They did not specify what the tax was relative to. Maybe they meant relative to ...

smitty1110 · on July 21, 2019

Yes, there’s a bios setting to control this. It basically under clocks the core while AVX units are under load.

celrod · on July 21, 2019

Taking my 7980xe as an example: When it runs non-avx512 loads, I currently have it set to run at 4.1 GHz (all-core). When running avx-512 heavy loads, it instead runs at 3.6 GHz -- and tends to get much hotter (70-80C instead of 50-60C). 3.6 GHz is a mild overclock; Silicon Lottery reports 100% can achieve that speed for avx512 loads.[1]

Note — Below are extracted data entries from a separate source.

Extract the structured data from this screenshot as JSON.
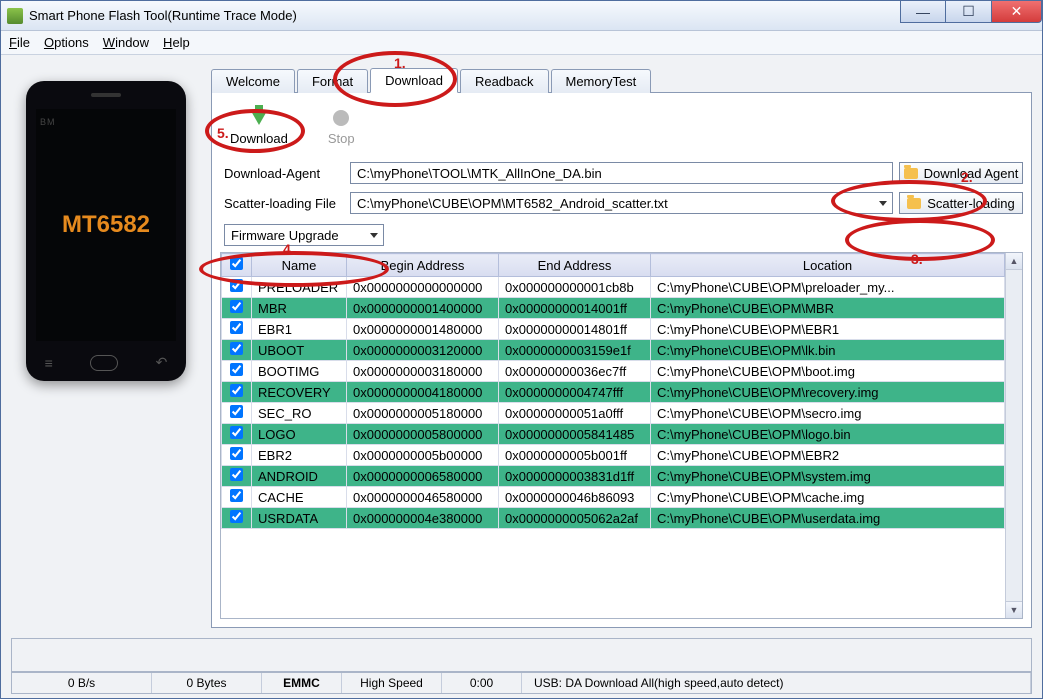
{
  "window": {
    "title": "Smart Phone Flash Tool(Runtime Trace Mode)"
  },
  "menubar": {
    "file": "File",
    "options": "Options",
    "window": "Window",
    "help": "Help"
  },
  "phone": {
    "chip": "MT6582",
    "bm": "BM"
  },
  "tabs": {
    "welcome": "Welcome",
    "format": "Format",
    "download": "Download",
    "readback": "Readback",
    "memorytest": "MemoryTest"
  },
  "actions": {
    "download": "Download",
    "stop": "Stop"
  },
  "form": {
    "da_label": "Download-Agent",
    "da_value": "C:\\myPhone\\TOOL\\MTK_AllInOne_DA.bin",
    "da_button": "Download Agent",
    "scatter_label": "Scatter-loading File",
    "scatter_value": "C:\\myPhone\\CUBE\\OPM\\MT6582_Android_scatter.txt",
    "scatter_button": "Scatter-loading",
    "mode": "Firmware Upgrade"
  },
  "table": {
    "headers": {
      "name": "Name",
      "begin": "Begin Address",
      "end": "End Address",
      "location": "Location"
    },
    "rows": [
      {
        "checked": true,
        "name": "PRELOADER",
        "begin": "0x0000000000000000",
        "end": "0x000000000001cb8b",
        "location": "C:\\myPhone\\CUBE\\OPM\\preloader_my...",
        "green": false
      },
      {
        "checked": true,
        "name": "MBR",
        "begin": "0x0000000001400000",
        "end": "0x00000000014001ff",
        "location": "C:\\myPhone\\CUBE\\OPM\\MBR",
        "green": true
      },
      {
        "checked": true,
        "name": "EBR1",
        "begin": "0x0000000001480000",
        "end": "0x00000000014801ff",
        "location": "C:\\myPhone\\CUBE\\OPM\\EBR1",
        "green": false
      },
      {
        "checked": true,
        "name": "UBOOT",
        "begin": "0x0000000003120000",
        "end": "0x0000000003159e1f",
        "location": "C:\\myPhone\\CUBE\\OPM\\lk.bin",
        "green": true
      },
      {
        "checked": true,
        "name": "BOOTIMG",
        "begin": "0x0000000003180000",
        "end": "0x00000000036ec7ff",
        "location": "C:\\myPhone\\CUBE\\OPM\\boot.img",
        "green": false
      },
      {
        "checked": true,
        "name": "RECOVERY",
        "begin": "0x0000000004180000",
        "end": "0x0000000004747fff",
        "location": "C:\\myPhone\\CUBE\\OPM\\recovery.img",
        "green": true
      },
      {
        "checked": true,
        "name": "SEC_RO",
        "begin": "0x0000000005180000",
        "end": "0x00000000051a0fff",
        "location": "C:\\myPhone\\CUBE\\OPM\\secro.img",
        "green": false
      },
      {
        "checked": true,
        "name": "LOGO",
        "begin": "0x0000000005800000",
        "end": "0x0000000005841485",
        "location": "C:\\myPhone\\CUBE\\OPM\\logo.bin",
        "green": true
      },
      {
        "checked": true,
        "name": "EBR2",
        "begin": "0x0000000005b00000",
        "end": "0x0000000005b001ff",
        "location": "C:\\myPhone\\CUBE\\OPM\\EBR2",
        "green": false
      },
      {
        "checked": true,
        "name": "ANDROID",
        "begin": "0x0000000006580000",
        "end": "0x0000000003831d1ff",
        "location": "C:\\myPhone\\CUBE\\OPM\\system.img",
        "green": true
      },
      {
        "checked": true,
        "name": "CACHE",
        "begin": "0x0000000046580000",
        "end": "0x0000000046b86093",
        "location": "C:\\myPhone\\CUBE\\OPM\\cache.img",
        "green": false
      },
      {
        "checked": true,
        "name": "USRDATA",
        "begin": "0x000000004e380000",
        "end": "0x0000000005062a2af",
        "location": "C:\\myPhone\\CUBE\\OPM\\userdata.img",
        "green": true
      }
    ]
  },
  "status": {
    "speed": "0 B/s",
    "bytes": "0 Bytes",
    "storage": "EMMC",
    "mode": "High Speed",
    "time": "0:00",
    "usb": "USB: DA Download All(high speed,auto detect)"
  },
  "annotations": {
    "a1": "1.",
    "a2": "2.",
    "a3": "3.",
    "a4": "4.",
    "a5": "5."
  }
}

Running programs doing the same thing (eg, Hamiltonian Monte Carlo where the likelihood function has or has not been vectorized), the avx512 version is far faster than scalar, and routinely 50%+ faster than avx2.

The avx512 instruction set itself also provides conveniences that make it easier to explicitly vectorize, even if most compilers don't take advantage of them on their own. Masking load and store operations in particular (they're better about masking to handle branches).

On why avx512 vs a graphics card: I need double precision, and my code routinely has maximum widths smaller than the 32 or 64 a graphics card would want to computer in parallel.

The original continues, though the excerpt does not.